Challenges and Progress
The lack of data and disparities in available data represent the greatest challenge to climate mitigation and adaptation policies. In most places, particularly in the Global South, quality data collection in hydrological variables is scarce, and coverage of basin monitoring is insufficient. There are great disparities in the monitoring of hydrological resources between developing countries and their counterparts. It is crucial to bridge this knowledge gap as the Global South is the most vulnerable to climate change and water-related disaster events.
As a response to these cognitive challenges, the WMO leads several projects as part of the Early Warning for All initiative.
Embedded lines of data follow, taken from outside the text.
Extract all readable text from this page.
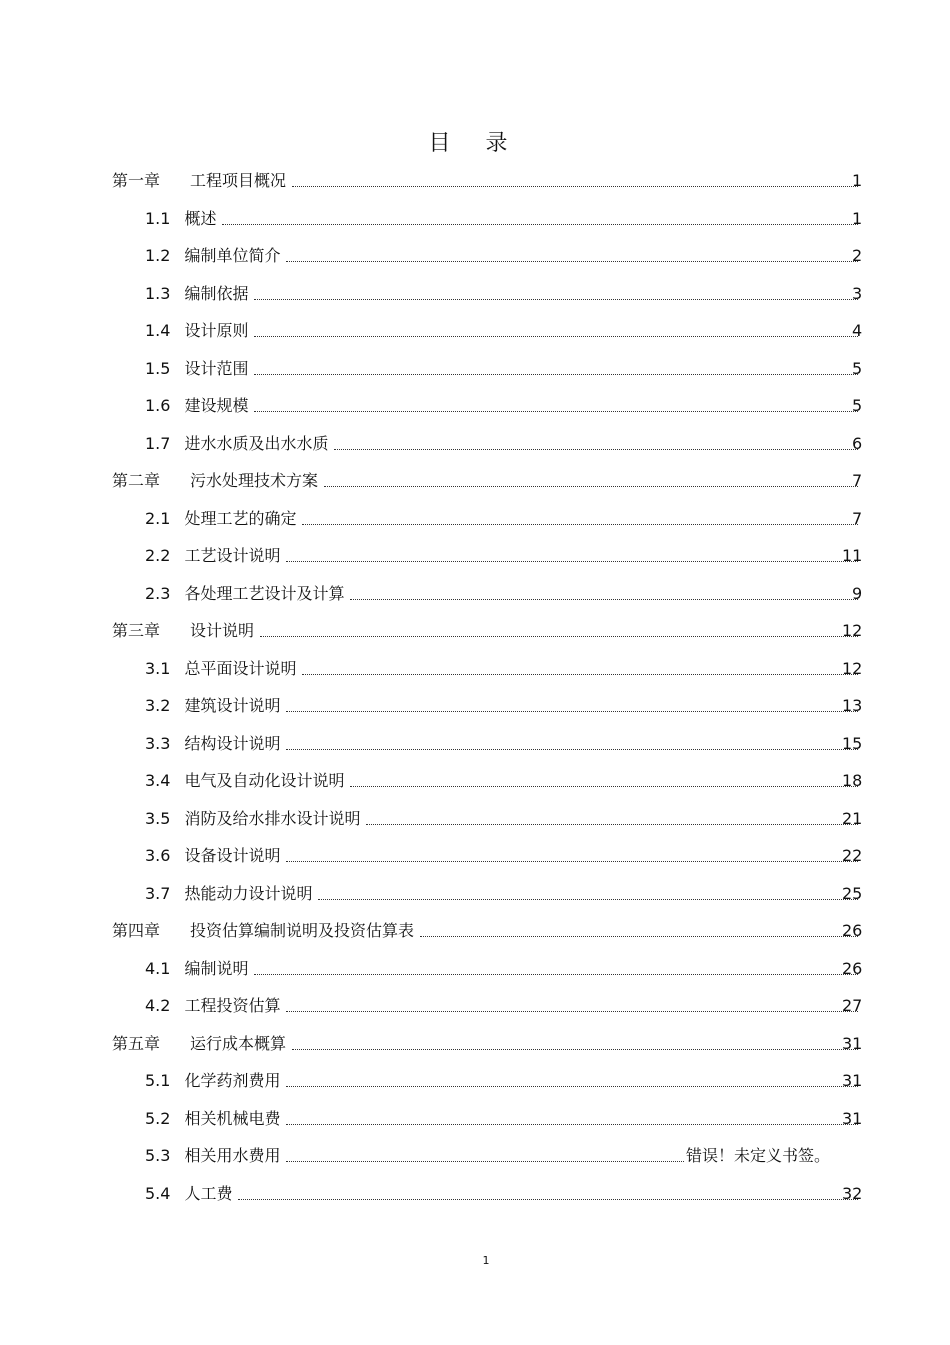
目 录
第一章 工程项目概况	1
1.1 概述	1
1.2 编制单位简介	2
1.3 编制依据	3
1.4 设计原则	4
1.5 设计范围	5
1.6 建设规模	5
1.7 进水水质及出水水质	6
第二章 污水处理技术方案	7
2.1 处理工艺的确定	7
2.2 工艺设计说明	11
2.3 各处理工艺设计及计算	9
第三章 设计说明	12
3.1 总平面设计说明	12
3.2 建筑设计说明	13
3.3 结构设计说明	15
3.4 电气及自动化设计说明	18
3.5 消防及给水排水设计说明	21
3.6 设备设计说明	22
3.7 热能动力设计说明	25
第四章 投资估算编制说明及投资估算表	26
4.1 编制说明	26
4.2 工程投资估算	27
第五章 运行成本概算	31
5.1 化学药剂费用	31
5.2 相关机械电费	31
5.3 相关用水费用	错误！未定义书签。
5.4 人工费	32
1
Early Warning for All is a project where governments, civil society, and development partners across the public and private sectors collaborate with the broader UN system to address gaps and enhance early warning systems that leave no one behind. The WMO also such addresses challenges by monitoring the coverage of its members through surveys and writing reports such as "State of Global Water Resources 2022".
The "State of Global Water Resources 2022" report exhibits remarkable advancements in its coverage and data quality compared to the 2021 edition. The 2022 report encompasses data from 14 countries, doubling the number from the previous year. Moreover, the report transitions from analyzing only two hydrological variables to seven, allowing for a more detailed and holistic assessment of water resources. This progression also entails a shift from relying on 38 monitoring stations to 273.
These improvements not only enhance the breadth and depth of the report's insights but also underscore its critical role in guiding informed decisions and policies for sustainable water resource management on a global scale. This report contributes to the essential transmission of scientific knowledge from hydrological experts to policymakers necessary to reach climate targets. The report will be published annually and distributed to members of the upcoming UNFCCC COP28 in Dubai and to attendants of the 10th World Water Forum in Bali in 2024.